Tara Vreeland, News On 6: "At what point were you thinking, this is too much? I can't take care of them anymore."
Gerry Dearman: "About a month ago. Got down to just where I couldn't do it. That's where I'm at."

He says he feeds the dogs 100 pounds of food a day. But the stress has taken a toll on his own health. Dearman suffered a heart attack a few weeks ago.

"Heart trouble," he said. "Can't keep my blood pressure in check. Just overwhelmed right now."

Dearman turned to Paws, an animal rescue group from Bristow. They enlisted the help of the Oklahoma Alliance for Animals.

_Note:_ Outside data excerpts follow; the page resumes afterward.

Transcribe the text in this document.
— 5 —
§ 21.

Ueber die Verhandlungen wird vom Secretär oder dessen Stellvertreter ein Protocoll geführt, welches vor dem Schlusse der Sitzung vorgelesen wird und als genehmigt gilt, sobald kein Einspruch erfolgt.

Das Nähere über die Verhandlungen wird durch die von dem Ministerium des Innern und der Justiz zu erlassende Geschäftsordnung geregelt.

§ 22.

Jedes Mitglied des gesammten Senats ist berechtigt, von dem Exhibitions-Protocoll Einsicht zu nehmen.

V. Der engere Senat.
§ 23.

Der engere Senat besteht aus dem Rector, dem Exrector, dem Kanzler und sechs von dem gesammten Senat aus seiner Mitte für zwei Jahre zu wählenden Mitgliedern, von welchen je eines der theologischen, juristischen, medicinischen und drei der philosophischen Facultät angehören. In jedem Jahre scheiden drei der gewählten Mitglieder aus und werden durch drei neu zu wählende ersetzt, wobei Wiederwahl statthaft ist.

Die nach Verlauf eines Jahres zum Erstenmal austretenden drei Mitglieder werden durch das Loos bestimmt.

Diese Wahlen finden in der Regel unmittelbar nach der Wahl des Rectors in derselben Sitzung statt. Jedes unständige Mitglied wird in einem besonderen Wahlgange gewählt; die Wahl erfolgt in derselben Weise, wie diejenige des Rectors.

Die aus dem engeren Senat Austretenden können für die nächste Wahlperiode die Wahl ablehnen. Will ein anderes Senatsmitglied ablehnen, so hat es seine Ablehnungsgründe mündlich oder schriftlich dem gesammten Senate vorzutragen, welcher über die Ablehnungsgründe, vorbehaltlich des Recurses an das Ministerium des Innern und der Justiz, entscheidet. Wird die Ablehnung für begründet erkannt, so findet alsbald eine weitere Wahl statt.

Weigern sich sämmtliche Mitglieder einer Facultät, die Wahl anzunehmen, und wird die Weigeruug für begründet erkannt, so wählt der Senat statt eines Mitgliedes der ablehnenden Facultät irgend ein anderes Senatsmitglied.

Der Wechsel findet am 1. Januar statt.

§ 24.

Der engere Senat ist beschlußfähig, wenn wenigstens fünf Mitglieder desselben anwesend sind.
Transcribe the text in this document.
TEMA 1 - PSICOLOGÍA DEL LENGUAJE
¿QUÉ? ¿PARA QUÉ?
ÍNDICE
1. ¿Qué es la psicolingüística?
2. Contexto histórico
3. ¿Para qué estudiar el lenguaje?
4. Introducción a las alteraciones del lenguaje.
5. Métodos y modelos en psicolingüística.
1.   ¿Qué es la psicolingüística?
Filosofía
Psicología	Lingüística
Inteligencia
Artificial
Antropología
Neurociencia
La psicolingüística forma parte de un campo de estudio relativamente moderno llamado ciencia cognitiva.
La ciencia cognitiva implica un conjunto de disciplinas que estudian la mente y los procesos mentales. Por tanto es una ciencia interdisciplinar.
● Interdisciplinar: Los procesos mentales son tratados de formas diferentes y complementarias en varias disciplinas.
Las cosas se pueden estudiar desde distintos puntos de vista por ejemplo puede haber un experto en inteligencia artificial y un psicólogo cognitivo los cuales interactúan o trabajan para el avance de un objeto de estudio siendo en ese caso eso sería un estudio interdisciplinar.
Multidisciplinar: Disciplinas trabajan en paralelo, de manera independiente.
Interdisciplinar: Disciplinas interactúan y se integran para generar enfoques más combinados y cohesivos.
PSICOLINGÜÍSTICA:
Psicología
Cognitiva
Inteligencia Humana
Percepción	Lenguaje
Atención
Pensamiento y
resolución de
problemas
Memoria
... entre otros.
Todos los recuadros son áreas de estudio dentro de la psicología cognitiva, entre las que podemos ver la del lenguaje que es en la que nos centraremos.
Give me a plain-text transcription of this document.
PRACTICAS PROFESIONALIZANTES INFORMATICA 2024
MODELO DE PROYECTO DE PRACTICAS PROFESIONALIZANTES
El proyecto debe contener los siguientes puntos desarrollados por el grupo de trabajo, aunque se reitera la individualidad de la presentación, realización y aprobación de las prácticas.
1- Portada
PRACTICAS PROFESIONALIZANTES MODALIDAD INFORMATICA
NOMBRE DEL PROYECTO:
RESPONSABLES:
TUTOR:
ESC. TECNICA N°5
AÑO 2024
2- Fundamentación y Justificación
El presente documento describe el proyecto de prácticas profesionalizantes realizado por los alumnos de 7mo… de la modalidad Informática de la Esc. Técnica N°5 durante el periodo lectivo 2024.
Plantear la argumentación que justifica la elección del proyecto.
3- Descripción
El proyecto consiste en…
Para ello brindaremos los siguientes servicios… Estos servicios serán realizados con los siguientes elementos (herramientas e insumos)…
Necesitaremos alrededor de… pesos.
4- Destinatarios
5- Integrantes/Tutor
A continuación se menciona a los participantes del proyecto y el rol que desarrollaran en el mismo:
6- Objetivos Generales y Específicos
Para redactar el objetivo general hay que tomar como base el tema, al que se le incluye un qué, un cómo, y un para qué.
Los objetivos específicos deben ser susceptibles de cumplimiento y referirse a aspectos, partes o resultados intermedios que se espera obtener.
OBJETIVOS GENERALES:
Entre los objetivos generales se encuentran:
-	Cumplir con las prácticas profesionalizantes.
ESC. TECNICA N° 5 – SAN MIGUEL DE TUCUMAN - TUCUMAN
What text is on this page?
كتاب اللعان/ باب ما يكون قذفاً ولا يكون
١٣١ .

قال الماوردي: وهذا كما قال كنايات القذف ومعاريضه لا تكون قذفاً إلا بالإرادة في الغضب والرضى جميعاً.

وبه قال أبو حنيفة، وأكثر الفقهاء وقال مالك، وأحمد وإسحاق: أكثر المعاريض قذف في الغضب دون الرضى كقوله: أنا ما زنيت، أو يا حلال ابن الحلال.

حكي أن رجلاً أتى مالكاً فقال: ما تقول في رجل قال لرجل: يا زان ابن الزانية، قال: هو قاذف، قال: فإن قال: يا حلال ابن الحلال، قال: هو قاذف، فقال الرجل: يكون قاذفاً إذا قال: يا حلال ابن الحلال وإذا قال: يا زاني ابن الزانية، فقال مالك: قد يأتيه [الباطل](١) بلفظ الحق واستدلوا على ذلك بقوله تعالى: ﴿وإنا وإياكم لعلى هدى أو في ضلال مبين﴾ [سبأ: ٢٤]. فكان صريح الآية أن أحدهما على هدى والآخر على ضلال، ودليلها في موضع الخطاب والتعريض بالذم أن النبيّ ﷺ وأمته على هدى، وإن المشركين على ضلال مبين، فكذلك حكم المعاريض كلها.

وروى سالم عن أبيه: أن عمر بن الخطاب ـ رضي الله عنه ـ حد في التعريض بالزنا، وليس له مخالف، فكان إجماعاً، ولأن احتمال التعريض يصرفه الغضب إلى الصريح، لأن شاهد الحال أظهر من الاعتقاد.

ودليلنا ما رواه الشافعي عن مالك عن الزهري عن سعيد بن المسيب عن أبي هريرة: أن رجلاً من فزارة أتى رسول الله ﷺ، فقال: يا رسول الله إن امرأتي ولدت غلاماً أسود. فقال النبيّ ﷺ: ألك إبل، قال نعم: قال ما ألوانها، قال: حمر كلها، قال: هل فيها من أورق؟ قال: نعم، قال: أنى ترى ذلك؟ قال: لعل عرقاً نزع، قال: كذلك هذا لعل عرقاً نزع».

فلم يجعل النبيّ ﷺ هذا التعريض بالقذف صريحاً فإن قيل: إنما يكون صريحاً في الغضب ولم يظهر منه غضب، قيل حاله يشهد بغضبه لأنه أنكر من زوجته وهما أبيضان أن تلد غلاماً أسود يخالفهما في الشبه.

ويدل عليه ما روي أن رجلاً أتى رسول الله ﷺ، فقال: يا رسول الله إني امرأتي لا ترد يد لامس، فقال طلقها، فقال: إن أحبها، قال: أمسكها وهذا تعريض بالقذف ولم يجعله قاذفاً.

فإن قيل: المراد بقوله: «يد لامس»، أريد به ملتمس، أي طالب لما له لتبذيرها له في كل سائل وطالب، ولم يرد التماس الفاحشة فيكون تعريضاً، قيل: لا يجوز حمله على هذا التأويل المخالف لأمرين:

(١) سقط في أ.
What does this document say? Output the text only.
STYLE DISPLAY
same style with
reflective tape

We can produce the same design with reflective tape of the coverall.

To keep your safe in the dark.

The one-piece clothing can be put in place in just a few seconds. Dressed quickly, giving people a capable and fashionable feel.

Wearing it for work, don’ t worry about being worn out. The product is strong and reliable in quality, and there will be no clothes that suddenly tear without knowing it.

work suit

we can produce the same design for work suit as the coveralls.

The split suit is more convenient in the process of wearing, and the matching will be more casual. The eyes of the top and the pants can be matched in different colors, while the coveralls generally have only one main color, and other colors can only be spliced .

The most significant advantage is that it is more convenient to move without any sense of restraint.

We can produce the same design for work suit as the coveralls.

"This man truly realized that this is not a good situation," Shelli Holland-Handy, Director of the Oklahoma Alliance for Animals, said. "I need some help. He was very afraid that he was going to get into some kind of legal trouble and so he was very hesitant to call and he was very hesitant to trust anybody to help him."

The groups stepped in to round-up the dogs to vaccinate, spay and neuter. Some will be put up for adoption. Some will have to be euthanized.

"What are you to do when animals keep showing up on your property, you know, but to try to take care of them the best you can. I think he does love each and every one of them. He has named each and every one of them," said Holland-Handy.

Dearman says he'll keep three dogs, Buck Jake and Smiley. He says it's a tough choice, but one he agrees is for the best.

"It's hard. It's a really emotional deal. A lot of stress. A lot of worry about the animals and what's going to happen to them. Hardest part is that some of them will have to be put down," he said.

Oklahoma Alliance for Animals and PAWS took a total of 36 animals, mostly dogs and a few cats. They'll say they'll get them up to speed health wise and monitor their behavior. They say they hope to put the animals up for adoption in the coming weeks.